RETROCESO

Peligrosa regulación de medicamentos: Rubén D. Carrera D.

Los requisitos regulatorios han evolucionado en general y, desgraciadamente, a raíz de vergonzosos errores humanos. En función de esto se han adoptado normas como el Decreto de Copeland, en 1906, que prohibió a la industria farmacéutica aducir indicaciones falsas de los medicamentos.

El decreto que creó la Administración de Medicamentos y Alimentos (FDA, por sus siglas en inglés) en 1938, como respuesta a la intoxicación de más de 100 personas con un elixir de sulfanilamida que contenía un 72% de dietilene glycol, y la enmienda Kefauver–Harris, en 1962, legislación que fue necesaria debido al desastre causado por la talidomida que produjo varios nacimientos de niños con acortamiento o ausencia de sus extremidades.

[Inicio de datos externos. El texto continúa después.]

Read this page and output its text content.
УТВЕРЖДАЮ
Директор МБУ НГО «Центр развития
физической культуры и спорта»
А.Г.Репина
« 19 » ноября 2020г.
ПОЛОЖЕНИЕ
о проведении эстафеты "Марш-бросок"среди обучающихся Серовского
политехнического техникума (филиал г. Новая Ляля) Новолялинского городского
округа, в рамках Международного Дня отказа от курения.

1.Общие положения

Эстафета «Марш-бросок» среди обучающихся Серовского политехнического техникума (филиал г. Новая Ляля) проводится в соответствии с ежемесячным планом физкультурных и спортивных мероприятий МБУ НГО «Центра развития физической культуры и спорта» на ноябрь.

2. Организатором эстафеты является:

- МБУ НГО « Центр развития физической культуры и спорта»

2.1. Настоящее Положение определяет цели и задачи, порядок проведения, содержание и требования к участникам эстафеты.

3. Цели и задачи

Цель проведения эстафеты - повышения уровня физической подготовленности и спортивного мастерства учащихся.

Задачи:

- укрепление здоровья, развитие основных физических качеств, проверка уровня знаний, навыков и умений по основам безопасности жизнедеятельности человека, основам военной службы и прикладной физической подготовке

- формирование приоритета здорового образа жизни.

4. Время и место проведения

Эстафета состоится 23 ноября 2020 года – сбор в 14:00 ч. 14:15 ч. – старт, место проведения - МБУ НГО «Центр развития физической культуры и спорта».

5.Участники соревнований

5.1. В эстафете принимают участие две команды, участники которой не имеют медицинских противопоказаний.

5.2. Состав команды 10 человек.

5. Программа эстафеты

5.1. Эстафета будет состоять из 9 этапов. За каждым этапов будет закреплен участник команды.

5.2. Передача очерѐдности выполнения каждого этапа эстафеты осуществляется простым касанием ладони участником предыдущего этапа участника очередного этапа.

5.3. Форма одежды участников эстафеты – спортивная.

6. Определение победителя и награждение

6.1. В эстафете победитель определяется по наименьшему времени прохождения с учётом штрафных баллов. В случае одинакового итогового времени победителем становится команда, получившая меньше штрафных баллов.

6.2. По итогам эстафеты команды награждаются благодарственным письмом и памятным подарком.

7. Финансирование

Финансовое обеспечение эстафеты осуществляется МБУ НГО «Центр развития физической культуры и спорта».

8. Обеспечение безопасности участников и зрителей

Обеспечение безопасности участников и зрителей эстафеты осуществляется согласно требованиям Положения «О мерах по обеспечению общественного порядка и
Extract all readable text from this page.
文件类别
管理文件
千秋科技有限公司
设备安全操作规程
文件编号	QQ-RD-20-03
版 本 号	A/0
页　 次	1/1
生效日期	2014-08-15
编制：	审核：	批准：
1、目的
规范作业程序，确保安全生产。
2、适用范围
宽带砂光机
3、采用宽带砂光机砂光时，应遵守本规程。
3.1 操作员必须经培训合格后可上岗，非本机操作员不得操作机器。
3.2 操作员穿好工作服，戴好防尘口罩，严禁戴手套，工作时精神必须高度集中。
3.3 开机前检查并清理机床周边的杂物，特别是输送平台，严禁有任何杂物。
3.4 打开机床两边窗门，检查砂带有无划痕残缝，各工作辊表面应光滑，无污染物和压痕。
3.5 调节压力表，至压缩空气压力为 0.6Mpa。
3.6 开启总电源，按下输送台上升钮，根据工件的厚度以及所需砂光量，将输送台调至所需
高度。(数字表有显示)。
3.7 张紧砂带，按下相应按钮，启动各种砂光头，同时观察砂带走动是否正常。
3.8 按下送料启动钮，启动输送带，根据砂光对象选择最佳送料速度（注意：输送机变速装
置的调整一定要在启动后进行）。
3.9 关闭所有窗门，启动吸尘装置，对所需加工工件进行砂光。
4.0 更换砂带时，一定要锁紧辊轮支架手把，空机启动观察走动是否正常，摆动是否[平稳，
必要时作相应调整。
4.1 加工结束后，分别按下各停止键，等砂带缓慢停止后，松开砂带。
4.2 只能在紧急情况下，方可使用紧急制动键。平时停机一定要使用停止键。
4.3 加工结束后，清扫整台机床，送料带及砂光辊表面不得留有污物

Estos eventos han servido como referentes para que los gobiernos responsables en diversos países hayan adoptado medidas, influenciados por normas que implementó el gobierno estadounidense. En Panamá, después de la tragedia con el jarabe fabricado con dietilene glycol, en 2006, y tras la muerte de más de 250 panameños se ha hecho todo lo contrario a lo expuesto en el párrafo anterior: El 31 de octubre de 2007, se sanciona la Ley 45 que, paradójicamente, “Dicta normas sobre protección al consumidor y defensa de la competencia y otra disposición”, en los artículos 196 y 197 se prescinde del registro de oferentes o proveedores y se exime del registro sanitario. Todos conocemos lo que pasó cuando trataron de ubicar el distribuidor del alcohol tóxico: no había dirección, oficina, etc. El año 2009, el gobierno elaboró un anteproyecto para reformar la Ley 1, de 10 de enero de 2001, sobre Medicamentos y otros Artículos para la Salud Humana, aduciendo que esta ley es obsoleta. Pero lo que plantea es aún peor que la Ley 45, porque le quita la potestad como laboratorio de referencia al Instituto Especializado de Análisis, de la Universidad de Panamá, y flexibiliza la expedición de registros sanitarios. Además, allana el camino para que la Dirección Nacional de Farmacia y Drogas designe, a su criterio, a otros laboratorios de referencia nacionales y extranjeros, entre otras disposiciones, lo que provocaría poner en peligro la salud de los que habitamos esta inigualable amada patria. Este anteproyecto de Ley, en su artículo 51, numeral 6, le da facultades al Consejo de Gabinete, órgano eminentemente político, para que pueda solicitar las excepciones de registro sanitario.

Como si no fuera suficiente, el Ministerio de Salud emitió el Decreto Ejecutivo No. 1199 de 25 de octubre de 2010, que trata de poner en práctica, aduciendo reglamentar los artículos 2 y 3 de la Ley 11 de 23 de julio de 1987, en la que se indica bajo qué figuras el Estado puede otorgar un permiso especial para la importación de medicamentos, cuando resulten demasiados gravosas las proposiciones hechas localmente y por razones de urgencias.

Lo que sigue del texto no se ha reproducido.